Two dozen human rights groups have urged voters in Hungary to boycott an “inhumane” government-sponsored referendum on relocating refugees.
Hungarians are due to vote on October 2 on whether their country should accept a portion of refugees under an EU quota plan without requiring parliamentary approval.
Right-wing Prime Minister Viktor Orban fiercely opposed to scheme, characterizing it an attack on national sovereignty and a bid to "redraw Europe's cultural and religious identity."
Opposition groups have denounced Orban's "campaign of fear" which they say the government is whipping up against refugees.
On Wednesday, a joint statement by 22 non-governmental organizations (NGOs) said they had decided to campaign for the referendum to be rendered invalid.
The statement signed by the Helsinki Committees for Human Rights group among others said the referendum "does not allow the promotion of our common values, has no sense and is inhumane.”
Orban has refused to take a single refugee, sending some 400,000 refugees who had arrived in the country to other countries.
His government has built fences on its southern borders and launched an acrimonious campaign against refugees linking them to crime and terrorism.
Posters plastered on lampposts and billboards nationwide read, "Did You Know? Brussels wants to settle a city-sized number of illegal migrants in Hungary."
On Friday, Orban claimed Hungary's future was at stake as he urged voters to reject the EU quota plan. Polls suggest that some 75 percent of Hungarians will back his ant-refugee campaign of “Keep Them Out” in the referendum.

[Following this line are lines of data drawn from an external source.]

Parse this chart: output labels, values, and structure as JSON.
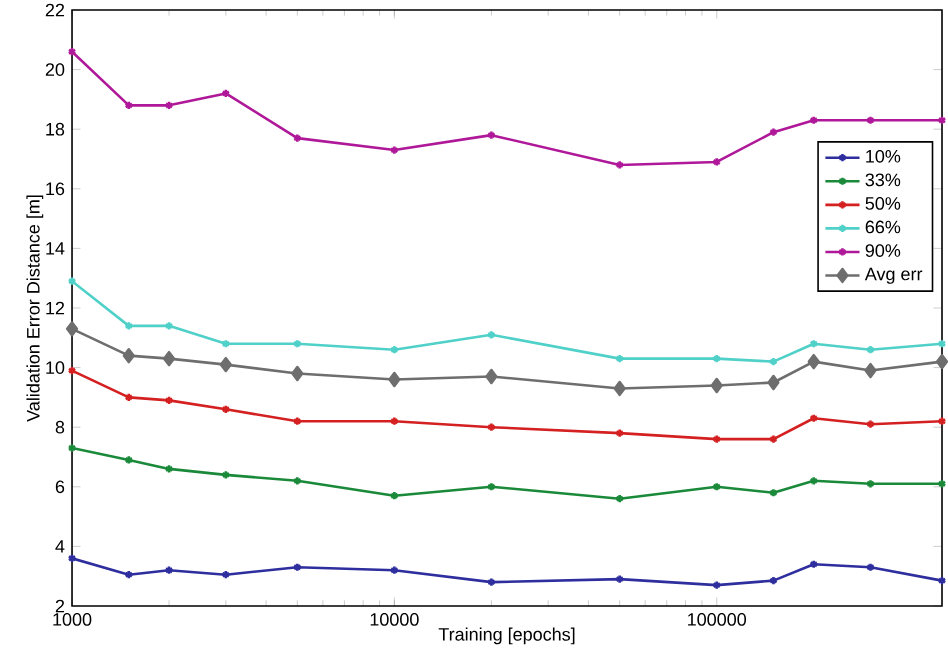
{
  "chart_data": {
    "type": "line",
    "xlabel": "Training [epochs]",
    "ylabel": "Validation Error Distance [m]",
    "log": "x",
    "xlim": [
      1000,
      500000
    ],
    "ylim": [
      2,
      22
    ],
    "xticks": [
      1000,
      10000,
      100000
    ],
    "yticks": [
      2,
      4,
      6,
      8,
      10,
      12,
      14,
      16,
      18,
      20,
      22
    ],
    "grid": false,
    "legend": "top right",
    "x": [
      1000,
      1500,
      2000,
      3000,
      5000,
      10000,
      20000,
      50000,
      100000,
      150000,
      200000,
      300000,
      500000
    ],
    "series": [
      {
        "name": "10%",
        "color": "#2e2e9e",
        "marker": "cross",
        "values": [
          3.6,
          3.05,
          3.2,
          3.05,
          3.3,
          3.2,
          2.8,
          2.9,
          2.7,
          2.85,
          3.4,
          3.3,
          2.85
        ]
      },
      {
        "name": "33%",
        "color": "#1a8a3a",
        "marker": "cross",
        "values": [
          7.3,
          6.9,
          6.6,
          6.4,
          6.2,
          5.7,
          6.0,
          5.6,
          6.0,
          5.8,
          6.2,
          6.1,
          6.1
        ]
      },
      {
        "name": "50%",
        "color": "#d42020",
        "marker": "cross",
        "values": [
          9.9,
          9.0,
          8.9,
          8.6,
          8.2,
          8.2,
          8.0,
          7.8,
          7.6,
          7.6,
          8.3,
          8.1,
          8.2
        ]
      },
      {
        "name": "66%",
        "color": "#4fd0c8",
        "marker": "cross",
        "values": [
          12.9,
          11.4,
          11.4,
          10.8,
          10.8,
          10.6,
          11.1,
          10.3,
          10.3,
          10.2,
          10.8,
          10.6,
          10.8
        ]
      },
      {
        "name": "90%",
        "color": "#b0189a",
        "marker": "cross",
        "values": [
          20.6,
          18.8,
          18.8,
          19.2,
          17.7,
          17.3,
          17.8,
          16.8,
          16.9,
          17.9,
          18.3,
          18.3,
          18.3
        ]
      },
      {
        "name": "Avg err",
        "color": "#6e6e6e",
        "marker": "diamond",
        "values": [
          11.3,
          10.4,
          10.3,
          10.1,
          9.8,
          9.6,
          9.7,
          9.3,
          9.4,
          9.5,
          10.2,
          9.9,
          10.2
        ]
      }
    ]
  }
}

The EU's quota plan envisages relocating 160,000 Syrian refugees among the bloc’s member states.
If Hungarians reject the quota, they must also accept heavy fines of £212,000 for each refugee turned away, which will add up to more than £255 million in total.
Lajos Kosa, the head of the country’s ruling Fidesz Party, said on Tuesday that the EU “will face consequences” if it chooses to turn a blind eye to the result of the referendum.

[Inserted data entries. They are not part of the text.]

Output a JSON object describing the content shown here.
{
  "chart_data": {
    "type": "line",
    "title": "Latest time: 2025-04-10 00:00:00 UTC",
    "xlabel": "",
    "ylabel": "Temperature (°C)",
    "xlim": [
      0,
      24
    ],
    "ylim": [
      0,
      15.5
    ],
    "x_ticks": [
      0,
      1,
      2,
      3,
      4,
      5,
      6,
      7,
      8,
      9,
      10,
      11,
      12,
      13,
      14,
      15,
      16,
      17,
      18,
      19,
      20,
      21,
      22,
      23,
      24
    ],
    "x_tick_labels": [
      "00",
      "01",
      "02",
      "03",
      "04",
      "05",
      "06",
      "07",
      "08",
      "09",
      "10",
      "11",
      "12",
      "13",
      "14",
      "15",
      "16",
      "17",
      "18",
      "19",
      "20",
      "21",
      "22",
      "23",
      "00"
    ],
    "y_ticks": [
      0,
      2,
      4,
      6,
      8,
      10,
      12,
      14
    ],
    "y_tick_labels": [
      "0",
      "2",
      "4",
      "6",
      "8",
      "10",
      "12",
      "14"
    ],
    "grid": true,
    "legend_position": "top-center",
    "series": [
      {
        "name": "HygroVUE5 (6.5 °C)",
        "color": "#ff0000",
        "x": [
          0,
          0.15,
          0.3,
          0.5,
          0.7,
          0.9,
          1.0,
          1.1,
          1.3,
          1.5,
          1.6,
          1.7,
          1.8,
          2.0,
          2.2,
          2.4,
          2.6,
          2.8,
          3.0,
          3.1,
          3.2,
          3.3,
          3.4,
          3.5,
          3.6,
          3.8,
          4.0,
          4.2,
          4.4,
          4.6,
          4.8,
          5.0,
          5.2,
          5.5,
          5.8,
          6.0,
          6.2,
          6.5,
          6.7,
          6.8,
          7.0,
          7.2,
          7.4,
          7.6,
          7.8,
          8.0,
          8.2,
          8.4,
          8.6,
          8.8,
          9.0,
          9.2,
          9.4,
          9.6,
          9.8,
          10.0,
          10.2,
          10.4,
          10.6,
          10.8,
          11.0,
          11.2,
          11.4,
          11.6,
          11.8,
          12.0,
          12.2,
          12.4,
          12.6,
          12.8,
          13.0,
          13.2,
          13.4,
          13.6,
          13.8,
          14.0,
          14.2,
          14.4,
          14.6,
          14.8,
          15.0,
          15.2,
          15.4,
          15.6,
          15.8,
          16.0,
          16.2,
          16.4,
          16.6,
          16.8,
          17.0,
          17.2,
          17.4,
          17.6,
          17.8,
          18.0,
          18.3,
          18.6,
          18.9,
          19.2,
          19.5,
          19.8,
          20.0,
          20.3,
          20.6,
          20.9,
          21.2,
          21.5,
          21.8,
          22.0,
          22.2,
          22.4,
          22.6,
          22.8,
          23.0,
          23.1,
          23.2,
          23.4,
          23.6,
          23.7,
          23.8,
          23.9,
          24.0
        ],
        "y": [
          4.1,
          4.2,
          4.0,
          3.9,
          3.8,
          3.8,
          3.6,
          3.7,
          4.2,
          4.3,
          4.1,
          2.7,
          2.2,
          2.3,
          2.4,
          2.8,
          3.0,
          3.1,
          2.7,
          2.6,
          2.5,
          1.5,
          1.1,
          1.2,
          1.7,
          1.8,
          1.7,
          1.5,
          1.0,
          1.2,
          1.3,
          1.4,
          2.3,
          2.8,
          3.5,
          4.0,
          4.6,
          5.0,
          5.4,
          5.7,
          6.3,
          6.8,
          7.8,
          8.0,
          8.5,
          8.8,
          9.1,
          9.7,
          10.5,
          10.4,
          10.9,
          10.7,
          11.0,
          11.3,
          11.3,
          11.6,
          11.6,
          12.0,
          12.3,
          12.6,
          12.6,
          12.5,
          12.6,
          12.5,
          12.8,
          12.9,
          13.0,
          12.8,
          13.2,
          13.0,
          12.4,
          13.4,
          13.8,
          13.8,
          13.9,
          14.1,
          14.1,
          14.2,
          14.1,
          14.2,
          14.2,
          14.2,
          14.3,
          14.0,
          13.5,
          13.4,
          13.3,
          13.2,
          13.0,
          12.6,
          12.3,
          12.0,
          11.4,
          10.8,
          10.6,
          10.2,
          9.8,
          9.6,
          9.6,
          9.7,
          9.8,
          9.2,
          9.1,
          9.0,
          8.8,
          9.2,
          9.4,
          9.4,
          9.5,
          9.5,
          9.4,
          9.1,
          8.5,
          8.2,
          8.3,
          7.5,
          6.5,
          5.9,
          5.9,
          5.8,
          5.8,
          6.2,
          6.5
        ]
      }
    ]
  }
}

The ruling government in Poland is emboldened by the June 23 referendum in the UK in which people voted to exit the EU.
“The decision of the citizens will give a very solid authorization for the government… There is no example of the EU ignoring the result of a referendum before,” Kosa said.
Several Hungarian opposition parties have expressed support for a boycott of the poll.
Last month, the government said that it was set to build a second “massive barrier” on its southern border and to increase the number of “border hunters” in an attempt to keep out refugees.
The government built last year a four-meter-high wall, consisting of three rolls of razor wire, along 523 kilometers (325 miles) of its southern frontiers with Serbia and Croatia.
The barrier has greatly slowed the flow of refugees entering Hungary, though most of them only wanted to pass through the country and reach Germany, their ideal destination.
According to official figures, some 400,000 refugees crossed Hungary last year; but less than 18,000 have managed to enter the country so far in 2016.
Europe has been facing an unprecedented influx of refugees, most of whom are fleeing conflict zones in North Africa and the Middle East, particularly Syria. Last year alone, well over a million refugees made their way into the continent.